Trained as a hands-on distiller, Dick mentored Wolfe as an apprentice, using practical applications in traditional methods. “Although he was aware of his own mortality, he often told us to ‘take the time and do it right,’” Wolfe says. “He often said he didn’t come out of retirement to rush it or make bad whiskey. Hence, every step of our process is the direct result of his experience. I once joked with him that we have an ‘R&D department.’ It’s research and whatever Dick says.”
The enterprise was named for its partners, Stoll & Wolfe—a fitting namesake for such an important American distiller. Erik says, “They don’t make men like Dick Stoll anymore. He straddled two eras, defined by the past yet helping to define the future.”
Dick was cremated and interred with full military honors at Fort Indiantown Gap National Cemetery. His accomplishments were many, but most important, to my mind, is that his determination and longevity enabled him to maintain, by the slimmest thread, a historic line of Pennsylvania distilling experience stretching back 250 years.
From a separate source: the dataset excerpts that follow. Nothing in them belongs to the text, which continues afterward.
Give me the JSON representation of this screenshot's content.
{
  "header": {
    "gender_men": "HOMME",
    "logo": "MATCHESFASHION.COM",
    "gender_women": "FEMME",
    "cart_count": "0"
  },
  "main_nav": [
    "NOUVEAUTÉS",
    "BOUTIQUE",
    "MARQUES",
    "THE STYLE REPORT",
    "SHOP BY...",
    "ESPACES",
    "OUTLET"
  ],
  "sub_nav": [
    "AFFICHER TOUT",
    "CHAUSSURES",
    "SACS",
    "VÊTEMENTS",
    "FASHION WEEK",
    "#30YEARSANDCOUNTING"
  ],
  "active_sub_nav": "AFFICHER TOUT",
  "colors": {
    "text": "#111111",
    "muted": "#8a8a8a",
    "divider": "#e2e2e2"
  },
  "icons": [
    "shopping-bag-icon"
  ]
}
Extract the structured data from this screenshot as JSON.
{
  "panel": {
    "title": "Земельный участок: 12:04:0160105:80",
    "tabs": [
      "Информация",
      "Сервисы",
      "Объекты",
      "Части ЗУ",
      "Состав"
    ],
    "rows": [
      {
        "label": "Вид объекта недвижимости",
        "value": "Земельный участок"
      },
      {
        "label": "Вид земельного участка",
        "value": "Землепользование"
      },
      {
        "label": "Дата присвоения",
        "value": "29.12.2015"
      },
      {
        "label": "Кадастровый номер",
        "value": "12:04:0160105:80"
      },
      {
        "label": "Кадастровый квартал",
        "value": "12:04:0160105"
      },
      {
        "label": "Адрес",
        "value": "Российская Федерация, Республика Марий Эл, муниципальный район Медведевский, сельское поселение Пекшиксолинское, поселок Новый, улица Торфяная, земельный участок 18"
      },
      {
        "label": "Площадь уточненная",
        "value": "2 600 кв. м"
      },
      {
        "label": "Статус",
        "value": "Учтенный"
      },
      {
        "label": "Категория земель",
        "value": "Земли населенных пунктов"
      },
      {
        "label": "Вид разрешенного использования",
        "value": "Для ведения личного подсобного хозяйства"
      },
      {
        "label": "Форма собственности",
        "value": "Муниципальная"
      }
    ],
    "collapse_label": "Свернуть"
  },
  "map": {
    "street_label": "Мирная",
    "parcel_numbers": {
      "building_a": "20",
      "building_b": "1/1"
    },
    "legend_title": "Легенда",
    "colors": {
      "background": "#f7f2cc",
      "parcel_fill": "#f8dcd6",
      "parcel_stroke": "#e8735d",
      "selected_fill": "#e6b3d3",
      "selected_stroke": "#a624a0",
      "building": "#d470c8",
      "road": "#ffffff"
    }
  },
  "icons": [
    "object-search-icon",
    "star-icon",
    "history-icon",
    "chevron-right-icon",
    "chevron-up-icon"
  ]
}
Dick never considered himself a master distiller, though he no doubt deserved the title. Years after first meeting him in that warehouse, after we had become friends, Dick opened his wallet and presented me with a dog-eared business card from his days at that now-demolished Lebanon County distillery. Beneath an embossed Michter’s logo, flattened by 25 years in his back pocket, it read simply “Richard H. Stoll, Distiller.” I think that says it all.